The data from the San in Namibia, for instance, shows no afternoon naps during 210 days of recording in the winter and 10 naps in 364 days in the summer. The findings were similar for the other two tribes.

Another fascinating finding from the study had to do with the circadian rhythms related to sunlight. Instead of going to sleep right at dusk, the hunter-gatherers were sleeping an average of 2.5 and 4.4 hours after sunset — well after darkness had fallen.

All three tribes had small fires going but the light itself was much lower than you might get from your average 60 watt bulb. They did, however, have a tendency to wake around sunrise — an hour before or an hour after depending on the season and the group.

Siegel and his co-authors investigated this further by looking into the role of temperature and found that temperature may play a big role. “(S)leep in both the winter and summer occurred during the period of decreasing ambient temperature and that wake onset occurred near the nadir of the daily temperature rhythm,” they wrote.

It should be noted that the tribespeople studied are different from your average American in a number of respects.

Importantly, very few of the hunter-gatherers suffer from chronic insomnia.
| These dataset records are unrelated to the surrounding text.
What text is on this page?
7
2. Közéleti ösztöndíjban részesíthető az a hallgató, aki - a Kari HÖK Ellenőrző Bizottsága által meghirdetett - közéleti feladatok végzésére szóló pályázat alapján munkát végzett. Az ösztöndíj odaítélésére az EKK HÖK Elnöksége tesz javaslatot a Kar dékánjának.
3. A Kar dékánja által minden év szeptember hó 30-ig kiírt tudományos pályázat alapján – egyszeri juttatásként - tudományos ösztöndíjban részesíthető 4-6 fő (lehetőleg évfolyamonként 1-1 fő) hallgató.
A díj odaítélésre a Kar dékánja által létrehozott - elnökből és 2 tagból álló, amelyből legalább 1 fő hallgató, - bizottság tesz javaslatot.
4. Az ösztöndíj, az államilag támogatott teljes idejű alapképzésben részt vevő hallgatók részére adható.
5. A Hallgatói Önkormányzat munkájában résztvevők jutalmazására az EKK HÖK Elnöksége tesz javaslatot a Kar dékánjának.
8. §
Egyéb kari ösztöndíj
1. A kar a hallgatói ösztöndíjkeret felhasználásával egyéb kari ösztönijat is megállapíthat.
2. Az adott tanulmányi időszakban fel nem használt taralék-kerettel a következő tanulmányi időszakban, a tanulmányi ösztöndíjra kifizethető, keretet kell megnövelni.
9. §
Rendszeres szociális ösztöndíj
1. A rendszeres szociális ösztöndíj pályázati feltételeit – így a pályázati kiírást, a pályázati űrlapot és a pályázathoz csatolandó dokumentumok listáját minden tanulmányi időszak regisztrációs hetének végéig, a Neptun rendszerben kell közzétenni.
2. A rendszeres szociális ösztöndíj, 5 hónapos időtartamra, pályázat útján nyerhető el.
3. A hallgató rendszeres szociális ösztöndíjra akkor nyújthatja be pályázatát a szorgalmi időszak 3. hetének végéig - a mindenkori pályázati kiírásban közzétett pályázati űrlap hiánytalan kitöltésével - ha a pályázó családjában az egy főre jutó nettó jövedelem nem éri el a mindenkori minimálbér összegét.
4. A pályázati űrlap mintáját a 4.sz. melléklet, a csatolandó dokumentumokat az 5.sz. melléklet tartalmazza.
It isn’t even a word in their languages.

In interviews with the researchers conducted through translators, 1.5 to 2.5 per cent of the study subjects said they had sleep onset or sleep maintenance problems more than once a year, which is far lower than the 10 to 30 per cent documented in many countries today.

The hunter-gatherers are also much healthier. Not a single one is obese, and they also tend to have lower blood pressure, better heart conditions and higher levels of physical fitness.

Thus comes a critical question. If we can’t blame the lack of sleep as causing our obesity, mood disorders and the like could it be that the reason we feel so unrested is because of poor health?